The power retractable convertible hardtop was developed and built by ASC, which made convertible tops for Chrysler (until the 2007 Sebring) and was also responsible for much of the design of the Chevrolet  SSR.

Specifications 
Phaeton's 132-inch (3353 mm) wheelbase and 22-inch wheels are powered by a 48-valve 5.4 liter aluminum V12 engine. Ride and handling are enhanced by an advanced suspension, similar to that of the Dodge Viper.

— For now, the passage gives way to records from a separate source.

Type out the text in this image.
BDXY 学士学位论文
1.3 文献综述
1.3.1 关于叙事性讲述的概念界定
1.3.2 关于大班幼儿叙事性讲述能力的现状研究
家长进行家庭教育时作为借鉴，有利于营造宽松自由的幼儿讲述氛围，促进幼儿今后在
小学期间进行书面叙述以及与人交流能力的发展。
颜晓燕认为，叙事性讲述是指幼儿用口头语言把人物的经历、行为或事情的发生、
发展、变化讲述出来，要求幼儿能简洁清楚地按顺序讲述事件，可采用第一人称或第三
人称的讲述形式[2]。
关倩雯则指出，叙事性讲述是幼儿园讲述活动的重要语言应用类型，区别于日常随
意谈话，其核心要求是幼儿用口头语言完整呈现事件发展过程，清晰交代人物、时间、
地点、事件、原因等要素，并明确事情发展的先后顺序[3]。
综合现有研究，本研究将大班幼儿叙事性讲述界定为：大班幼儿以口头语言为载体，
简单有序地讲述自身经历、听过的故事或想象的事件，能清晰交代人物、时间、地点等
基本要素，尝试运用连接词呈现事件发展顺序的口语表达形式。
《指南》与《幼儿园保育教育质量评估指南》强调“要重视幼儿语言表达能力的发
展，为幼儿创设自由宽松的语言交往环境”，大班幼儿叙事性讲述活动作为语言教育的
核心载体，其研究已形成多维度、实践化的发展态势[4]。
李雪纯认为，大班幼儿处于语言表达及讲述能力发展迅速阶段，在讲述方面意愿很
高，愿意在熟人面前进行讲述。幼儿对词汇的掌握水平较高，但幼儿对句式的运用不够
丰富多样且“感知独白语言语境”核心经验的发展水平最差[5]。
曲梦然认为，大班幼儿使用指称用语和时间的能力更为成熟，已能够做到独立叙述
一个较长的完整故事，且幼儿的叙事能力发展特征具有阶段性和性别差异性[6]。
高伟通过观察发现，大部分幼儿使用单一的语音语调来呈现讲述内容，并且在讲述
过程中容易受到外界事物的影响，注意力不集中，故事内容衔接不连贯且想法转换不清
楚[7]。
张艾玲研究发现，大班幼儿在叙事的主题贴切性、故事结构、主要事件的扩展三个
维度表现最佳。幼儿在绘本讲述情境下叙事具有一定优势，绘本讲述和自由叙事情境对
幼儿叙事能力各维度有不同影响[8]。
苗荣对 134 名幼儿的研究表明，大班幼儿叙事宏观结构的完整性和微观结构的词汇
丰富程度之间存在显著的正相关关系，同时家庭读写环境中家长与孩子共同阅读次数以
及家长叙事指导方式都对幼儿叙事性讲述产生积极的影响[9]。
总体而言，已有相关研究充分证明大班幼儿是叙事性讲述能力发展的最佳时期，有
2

The body-on-frame, rear wheel drive car used a four-speed automatic with a Dana 40 axle.

"We wanted Phaeton's performance characteristics to be comparable to that of its inspirational father, the Newport," said Walling. "After all, the Newport was the pace car of the Indianapolis 500 in 1941."

Measurements are in inches/millimeters, unless otherwise specified.	
Length:	215.0/5461
Width:	78.0/1981
Height:	55.0/1397
Wheelbase:	132.0/3353
Front Track:	63.0/1600
Rear Track:	61.5/1562
Wheels:	Cast Aluminum
Front	8 x 22
Rear	8 x 22
Tires:	Goodyear
Front	P245/55R22
Rear	P245/55R22
Engine:	5.4 Liter V-12
425 hp (313 kW) (ACT)
Suspension:	 
Front	Modified Double Wishbone
Rear	Independent Double "A" Arm
Brakes	ABS, four-wheel disc
Transmission:	Four-speed automatic
Drivetrain:	Rear wheel drive
Dana 40 rear axle

Failure in production and representation in gaming 
Plans for the Phaeton never matriculated, and it (nor any huge car like it) never reached production as of 2020.

The car was also included as a selection in the PlayStation video game Gran Turismo 2 as a special vehicle that could only be won.